Tours: It seems that the tours offered on non-game days, or out of season, are more interesting and comprehensive than the ones during the season. We loved the tour we took in the winter a few years back, but heard that the one in the summer was nowhere near as good. In the winter, since the Red Sox are always renovating something, you may not get to see something – in our case, in November, we couldn’t go on top of the Green Monster – but in the summer, we heard that the tour was basically taking people to the luxury boxes and the Green Monster and that was it.
Traveling to the ballpark: The Green line stops at Fenway and Kenmore; Kenmore is closer to the ballpark. Trains run until 12:45 at night. There is parking, but it is expensive ($25 minimum). Be friendly, take public transportation.

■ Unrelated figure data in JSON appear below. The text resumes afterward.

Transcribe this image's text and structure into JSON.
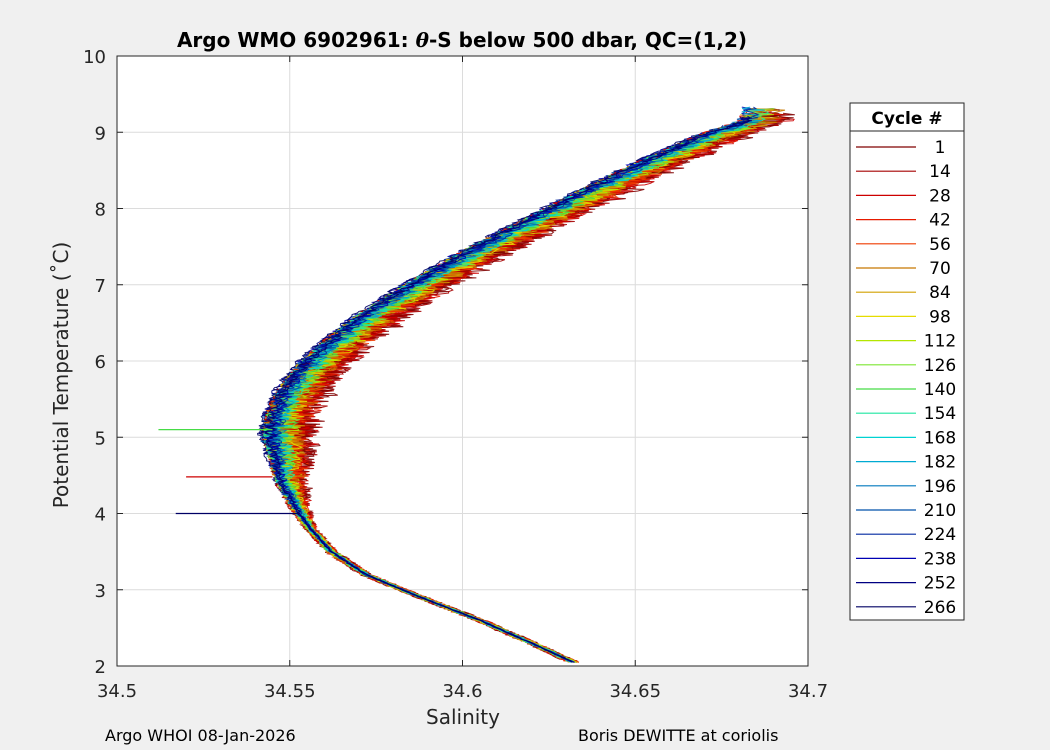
{
  "chart_data": {
    "type": "line",
    "title_prefix": "Argo WMO 6902961: ",
    "title_theta": "θ",
    "title_suffix": "-S below 500 dbar,  QC=(1,2)",
    "xlabel": "Salinity",
    "ylabel": "Potential Temperature (˚C)",
    "xlim": [
      34.5,
      34.7
    ],
    "ylim": [
      2,
      10
    ],
    "xticks": [
      34.5,
      34.55,
      34.6,
      34.65,
      34.7
    ],
    "xtick_labels": [
      "34.5",
      "34.55",
      "34.6",
      "34.65",
      "34.7"
    ],
    "yticks": [
      2,
      3,
      4,
      5,
      6,
      7,
      8,
      9,
      10
    ],
    "ytick_labels": [
      "2",
      "3",
      "4",
      "5",
      "6",
      "7",
      "8",
      "9",
      "10"
    ],
    "grid": true,
    "legend_title": "Cycle #",
    "legend_position": "right-outside",
    "legend": [
      {
        "label": "1",
        "color": "#800000"
      },
      {
        "label": "14",
        "color": "#a50000"
      },
      {
        "label": "28",
        "color": "#cd0000"
      },
      {
        "label": "42",
        "color": "#e61a00"
      },
      {
        "label": "56",
        "color": "#ef3c00"
      },
      {
        "label": "70",
        "color": "#c87800"
      },
      {
        "label": "84",
        "color": "#d2a000"
      },
      {
        "label": "98",
        "color": "#e6dc00"
      },
      {
        "label": "112",
        "color": "#b4e600"
      },
      {
        "label": "126",
        "color": "#7de632"
      },
      {
        "label": "140",
        "color": "#46dc46"
      },
      {
        "label": "154",
        "color": "#1ee6a0"
      },
      {
        "label": "168",
        "color": "#00d2d2"
      },
      {
        "label": "182",
        "color": "#00aad2"
      },
      {
        "label": "196",
        "color": "#0078be"
      },
      {
        "label": "210",
        "color": "#0050aa"
      },
      {
        "label": "224",
        "color": "#0028a0"
      },
      {
        "label": "238",
        "color": "#0000b4"
      },
      {
        "label": "252",
        "color": "#000082"
      },
      {
        "label": "266",
        "color": "#000064"
      }
    ],
    "mean_profile": [
      {
        "s": 34.632,
        "t": 2.05
      },
      {
        "s": 34.62,
        "t": 2.3
      },
      {
        "s": 34.605,
        "t": 2.6
      },
      {
        "s": 34.588,
        "t": 2.9
      },
      {
        "s": 34.572,
        "t": 3.2
      },
      {
        "s": 34.562,
        "t": 3.5
      },
      {
        "s": 34.556,
        "t": 3.8
      },
      {
        "s": 34.552,
        "t": 4.1
      },
      {
        "s": 34.549,
        "t": 4.4
      },
      {
        "s": 34.548,
        "t": 4.7
      },
      {
        "s": 34.547,
        "t": 5.0
      },
      {
        "s": 34.548,
        "t": 5.3
      },
      {
        "s": 34.551,
        "t": 5.6
      },
      {
        "s": 34.556,
        "t": 5.9
      },
      {
        "s": 34.563,
        "t": 6.2
      },
      {
        "s": 34.574,
        "t": 6.6
      },
      {
        "s": 34.588,
        "t": 7.0
      },
      {
        "s": 34.603,
        "t": 7.4
      },
      {
        "s": 34.62,
        "t": 7.8
      },
      {
        "s": 34.637,
        "t": 8.2
      },
      {
        "s": 34.655,
        "t": 8.6
      },
      {
        "s": 34.672,
        "t": 8.95
      },
      {
        "s": 34.685,
        "t": 9.15
      }
    ],
    "spikes": [
      {
        "s1": 34.517,
        "s2": 34.553,
        "t": 4.0,
        "color": "#000064"
      },
      {
        "s1": 34.52,
        "s2": 34.545,
        "t": 4.48,
        "color": "#cd0000"
      },
      {
        "s1": 34.512,
        "s2": 34.545,
        "t": 5.1,
        "color": "#46dc46"
      }
    ]
  },
  "footer": {
    "left": "Argo WHOI 08-Jan-2026",
    "right": "Boris DEWITTE at coriolis"
  }
}
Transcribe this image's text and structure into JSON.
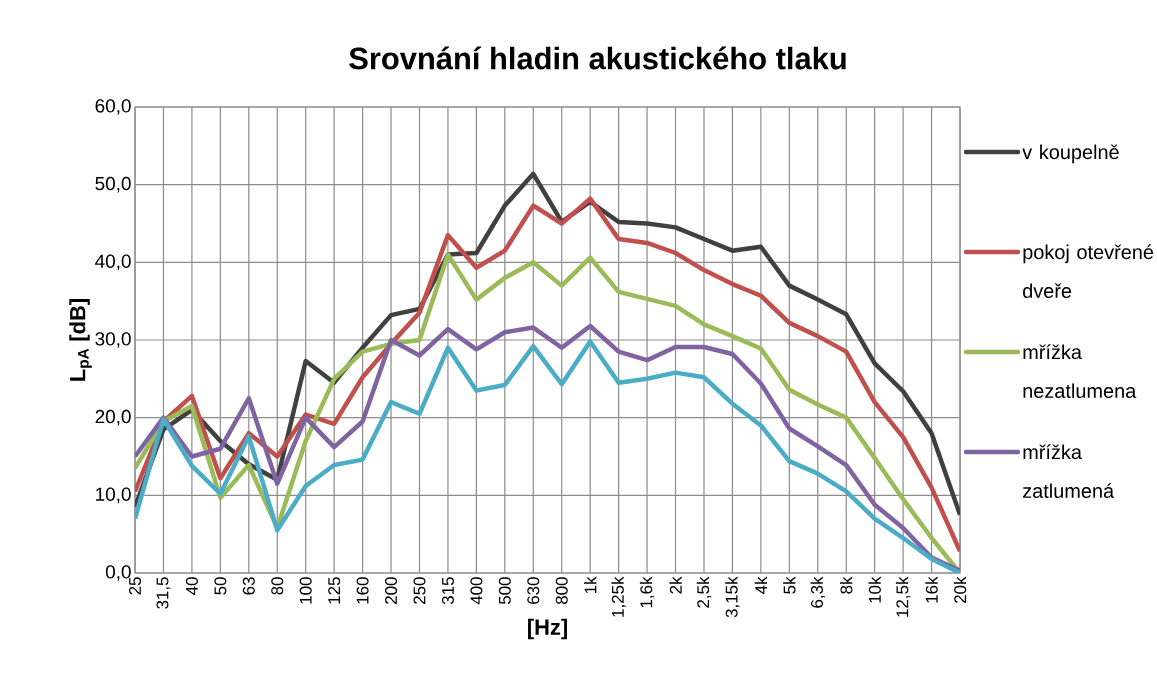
{
  "chart_data": {
    "type": "line",
    "title": "Srovnání hladin akustického tlaku",
    "xlabel": "[Hz]",
    "ylabel": "L$_{pA}$ [dB]",
    "categories": [
      "25",
      "31,5",
      "40",
      "50",
      "63",
      "80",
      "100",
      "125",
      "160",
      "200",
      "250",
      "315",
      "400",
      "500",
      "630",
      "800",
      "1k",
      "1,25k",
      "1,6k",
      "2k",
      "2,5k",
      "3,15k",
      "4k",
      "5k",
      "6,3k",
      "8k",
      "10k",
      "12,5k",
      "16k",
      "20k"
    ],
    "ylim": [
      0,
      60
    ],
    "yticks": [
      {
        "value": 0,
        "label": "0,0"
      },
      {
        "value": 10,
        "label": "10,0"
      },
      {
        "value": 20,
        "label": "20,0"
      },
      {
        "value": 30,
        "label": "30,0"
      },
      {
        "value": 40,
        "label": "40,0"
      },
      {
        "value": 50,
        "label": "50,0"
      },
      {
        "value": 60,
        "label": "60,0"
      }
    ],
    "grid": true,
    "legend": "right",
    "marker": "none",
    "line_style": "solid",
    "series": [
      {
        "name": "v koupelně",
        "color": "#404040",
        "values": [
          8.5,
          18.5,
          21,
          17,
          14,
          12,
          27.3,
          24.5,
          29,
          33.2,
          34,
          41,
          41.2,
          47.3,
          51.4,
          45.2,
          47.8,
          45.2,
          45,
          44.5,
          43,
          41.5,
          42,
          37,
          35.2,
          33.3,
          27,
          23.4,
          18,
          7.5
        ]
      },
      {
        "name": "pokoj otevřené dveře",
        "color": "#c0504d",
        "values": [
          10.5,
          19.5,
          22.8,
          12.2,
          18,
          15,
          20.4,
          19.2,
          25.2,
          29.5,
          33.5,
          43.5,
          39.3,
          41.5,
          47.3,
          45,
          48.2,
          43,
          42.5,
          41.2,
          39,
          37.2,
          35.7,
          32.2,
          30.5,
          28.5,
          22,
          17.5,
          11,
          2.8
        ]
      },
      {
        "name": "mřížka nezatlumena",
        "color": "#9bbb59",
        "values": [
          13.5,
          19.5,
          21.5,
          9.7,
          13.9,
          5.8,
          17,
          25,
          28.5,
          29.5,
          30,
          41,
          35.2,
          38,
          40,
          37,
          40.6,
          36.2,
          35.3,
          34.4,
          32,
          30.5,
          28.9,
          23.6,
          21.7,
          20,
          14.8,
          9.5,
          4.5,
          0
        ]
      },
      {
        "name": "mřížka zatlumená",
        "color": "#8064a2",
        "values": [
          15,
          20,
          15,
          16,
          22.5,
          11.5,
          20,
          16.2,
          19.5,
          30,
          28,
          31.4,
          28.8,
          31,
          31.6,
          29,
          31.8,
          28.5,
          27.4,
          29.1,
          29.1,
          28.2,
          24.4,
          18.6,
          16.3,
          13.9,
          8.8,
          5.8,
          2,
          0.3
        ]
      },
      {
        "color": "#4bacc6",
        "values": [
          7,
          19.8,
          13.8,
          10.2,
          17.6,
          5.5,
          11.2,
          13.9,
          14.6,
          22,
          20.5,
          29,
          23.5,
          24.2,
          29.2,
          24.3,
          29.8,
          24.5,
          25,
          25.8,
          25.2,
          21.8,
          19,
          14.4,
          12.8,
          10.5,
          7,
          4.5,
          1.8,
          0
        ]
      }
    ]
  }
}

If you don’t need to stay in Boston proper, do what we did on the advice of Bostonian friends and stay West of the city in the Newton area. The Green line runs straight to Fenway, there is ample parking at the T station, and we paid $25 for parking and transportation total as opposed to the minimum $25 parking (not to mention the headaches getting into Boston and getting out after the game). Hotels are also much cheaper.
While I enjoyed visiting Fenway very much, and will continue to enjoy it whenever the Mets are there for interleague play, I am glad I am not a fan of an AL team who is there regularly. The uncomfortable seats and the jockeying for tickets on the secondary market would drive me crazy. But the sight of hundreds of flashes going off as Jonathan Papelbon ran on the field and the feeling of a full ballpark completely engaged in the game makes it an absolutely worthwhile experience.